Analysis of host-virus interactions in AIDS with anti-gp120 T cell clones: effect of HIV sequence variation and a mechanism for CD4+ cell depletion - PubMed (original) (raw)

Analysis of host-virus interactions in AIDS with anti-gp120 T cell clones: effect of HIV sequence variation and a mechanism for CD4+ cell depletion

R F Siliciano et al. Cell. 1988.

Abstract

The primary human T cell response to HIV was analyzed by isolating from seronegative donors T cell clones specific for HIV gp120. T cell epitopes restricted by different MHC elements were identified within gp120, and synthetic peptides were used to address the fundamental problem of how HIV sequence variability affects T cell recognition.

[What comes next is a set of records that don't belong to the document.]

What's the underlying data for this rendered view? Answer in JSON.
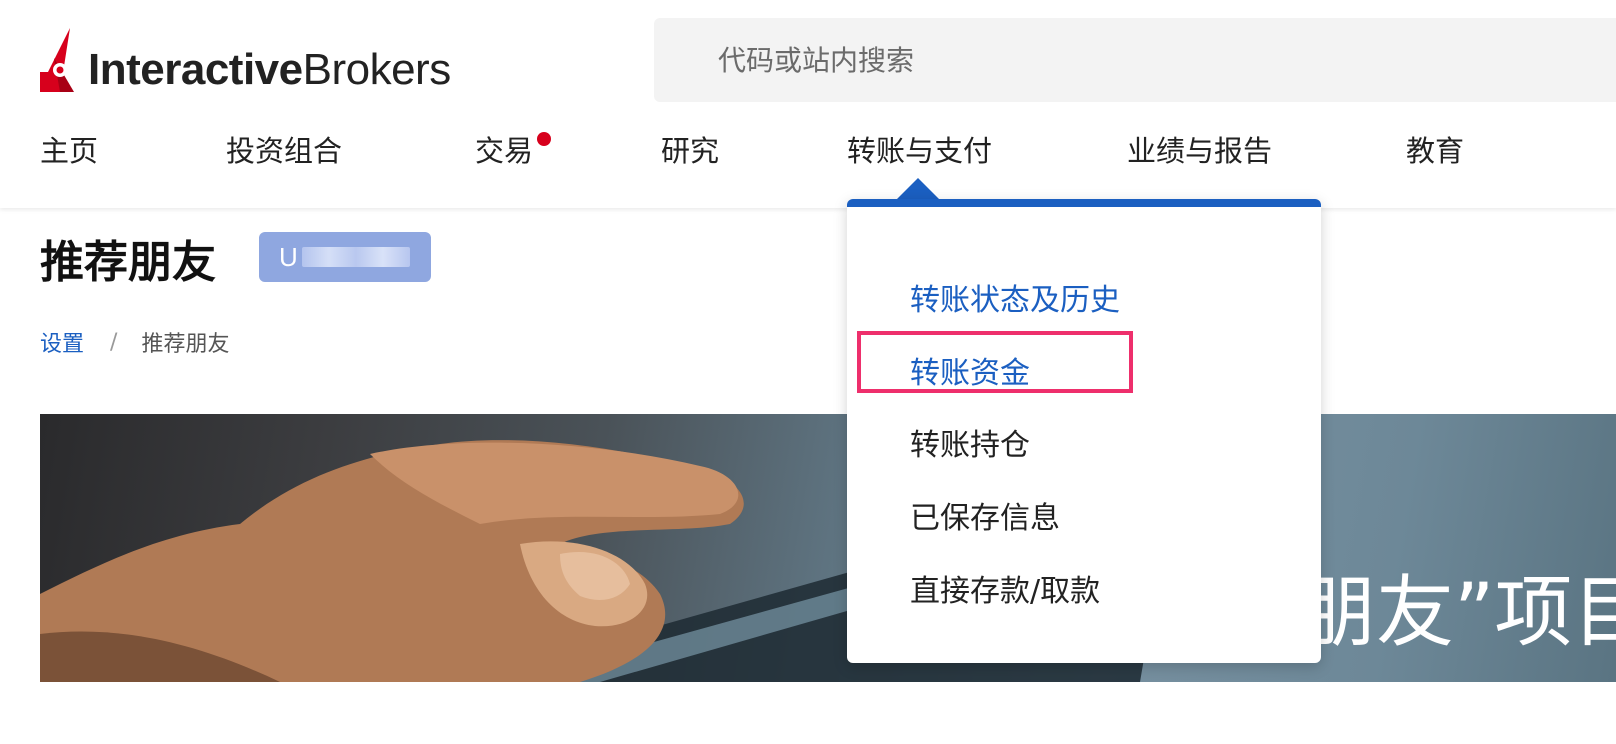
{
  "logo": {
    "bold": "Interactive",
    "light": "Brokers",
    "color": "#d7001c"
  },
  "search": {
    "placeholder": "代码或站内搜索"
  },
  "nav": {
    "items": [
      {
        "label": "主页"
      },
      {
        "label": "投资组合"
      },
      {
        "label": "交易",
        "notification_dot": true
      },
      {
        "label": "研究"
      },
      {
        "label": "转账与支付",
        "expanded": true
      },
      {
        "label": "业绩与报告"
      },
      {
        "label": "教育"
      }
    ]
  },
  "page": {
    "title": "推荐朋友",
    "account_prefix": "U"
  },
  "breadcrumb": {
    "parent": "设置",
    "separator": "/",
    "current": "推荐朋友"
  },
  "banner": {
    "text": "朋友”项目"
  },
  "dropdown": {
    "accent_color": "#1b5fc1",
    "items": [
      {
        "label": "转账状态及历史",
        "active": true
      },
      {
        "label": "转账资金",
        "active": true,
        "highlighted": true
      },
      {
        "label": "转账持仓",
        "active": false
      },
      {
        "label": "已保存信息",
        "active": false
      },
      {
        "label": "直接存款/取款",
        "active": false
      }
    ]
  },
  "colors": {
    "link": "#1b5fc1",
    "highlight": "#ee2f6c",
    "badge": "#8fa7e0"
  }
}
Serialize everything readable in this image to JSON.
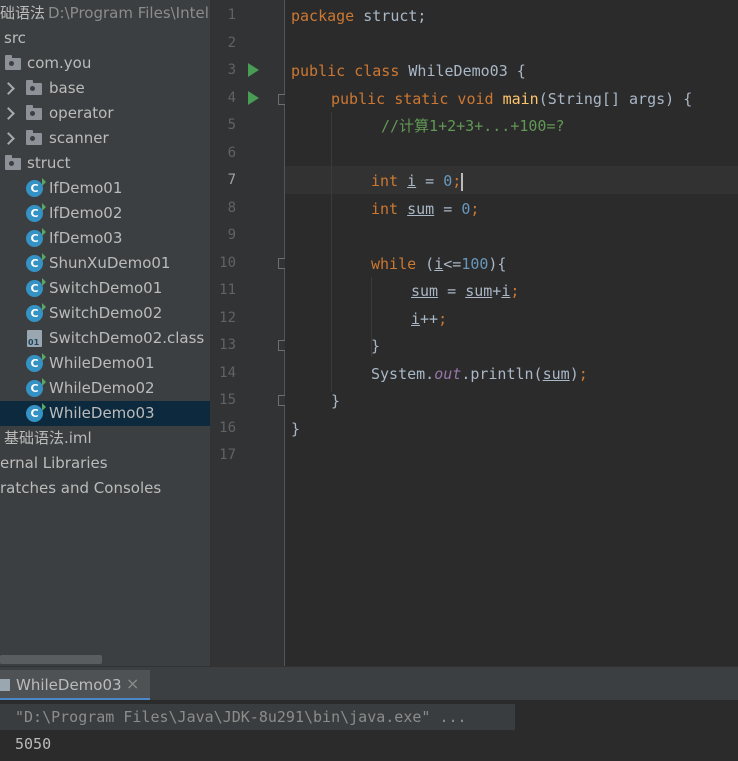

Even one conservative substitution can drastically reduce recognition; thus the interaction of gp120 epitopes with T cell receptors and MHC is precise and poorly crossreactive. Importantly, a subset of CD4+ gp120-specific clones manifest cytolytic activity and lyse uninfected autologous CD4+Ia+ T cells in the presence of gp120 in a process that is strictly dependent upon CD4-mediated uptake of gp120 by T cells. Assuming gp120 is shed from HIV-infected cells in vivo, this novel CD4-dependent autocytolytic mechanism may contribute to the profound depletion of CD4+ cells in AIDS.